Un matin je découvris un ballon de baudruche à moitié dégonflé dans mon
potager.
Vraisemblablement un rebut de la civilisation, me dis-je... En m'approchant
je remarquai une affichette attachée à une ficelle. Je crus deviner une
publicité aux couleurs criardes pour je ne sais quel inutile et onéreux mirage
de bonheur...
Ainsi sans rien demander, je recevais les nouvelles les plus ineptes de la
société moderne jusqu'au coeur de ma retraite sacrée, pensai-je dans un soupir
de dépit ! Cependant, à y regarder de plus près, l'objet céleste qui venait de
s'échouer dans mon jardin n'avait pas l'air d'être un vulgaire prospectus
commercial... Je ramassai l'épave.
Une bouteille à la mer !
Il s'agissait en réalité d'une pièce rare. Une note personnelle visiblement
rédigée de la main d'un fol expéditeur ayant envoyé ses plus chères aspirations
dans l'océan des airs, confiant au ciel le choix du destinataire.
Aujourd'hui encore des rêveurs expédient leurs plus légères pensées par ce
moyen : pour le plaisir de les voir s'envoler, de les savoir transportées
jusqu'à l'autre bout de la Terre au gré des courants aériens.
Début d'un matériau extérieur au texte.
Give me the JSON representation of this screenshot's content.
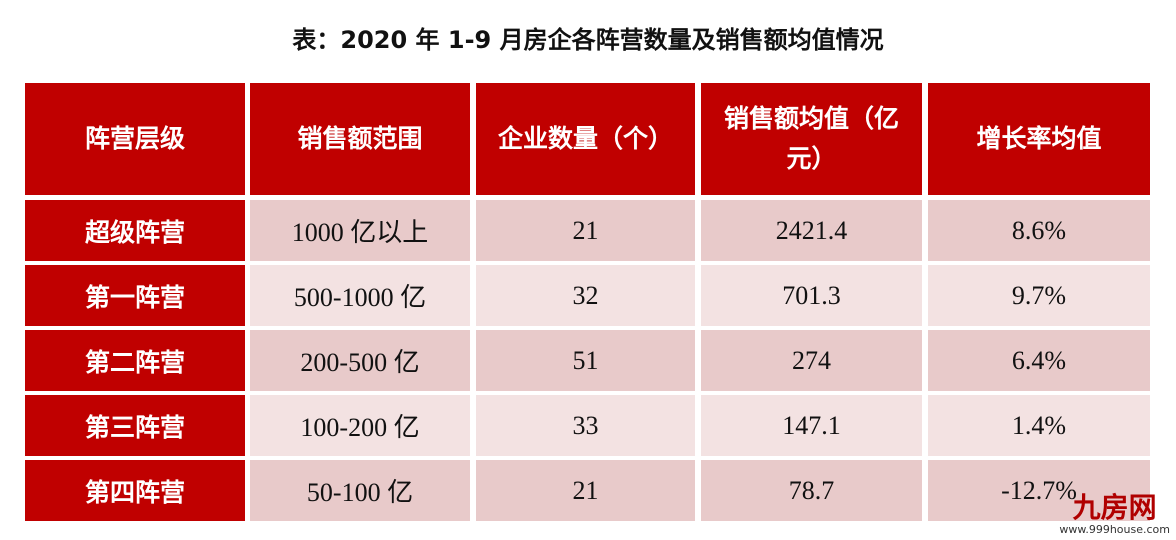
{
  "title": "表：2020 年 1-9 月房企各阵营数量及销售额均值情况",
  "table": {
    "header": [
      "阵营层级",
      "销售额范围",
      "企业数量（个）",
      "销售额均值（亿元）",
      "增长率均值"
    ],
    "rows": [
      [
        "超级阵营",
        "1000 亿以上",
        "21",
        "2421.4",
        "8.6%"
      ],
      [
        "第一阵营",
        "500-1000 亿",
        "32",
        "701.3",
        "9.7%"
      ],
      [
        "第二阵营",
        "200-500 亿",
        "51",
        "274",
        "6.4%"
      ],
      [
        "第三阵营",
        "100-200 亿",
        "33",
        "147.1",
        "1.4%"
      ],
      [
        "第四阵营",
        "50-100 亿",
        "21",
        "78.7",
        "-12.7%"
      ]
    ]
  },
  "watermark": {
    "brand": "九房网",
    "url": "www.999house.com"
  }
}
Avec l'espoir que
leur lettre chargée de tant de secrets frappera à la bonne porte en atterrissant
ici ou là...
Puisque Éole avait fait prendre à ce courrier sans adresse la direction de
mon îlot de solitude pour le déposer sur mes sillons, j'en fis excellente
réception. Après tout j'avais-pas récolté là une salade hors-norme ? Autant dire
que j'étais tombé sur un trésor.
Je lus :
"Ami inconnu, étranger lointain, frère d'ailleurs, toi qui trouveras ce
message, qui que tu sois, sache que quelque part en ce monde, par le biais de ce
billet accrochée à un ballon d'hélium, une âme s'est précipitée vers toi. Dieu
seul, ou simplement le bon vent, t'a choisi puisque tu as ce présent papier
sous les yeux, parvenu jusqu'à toi à travers les nues... Tu ne sauras jamais qui
je suis. Moi non plus, je ne saurai jamais qui tu es. Ni même si ma "missive"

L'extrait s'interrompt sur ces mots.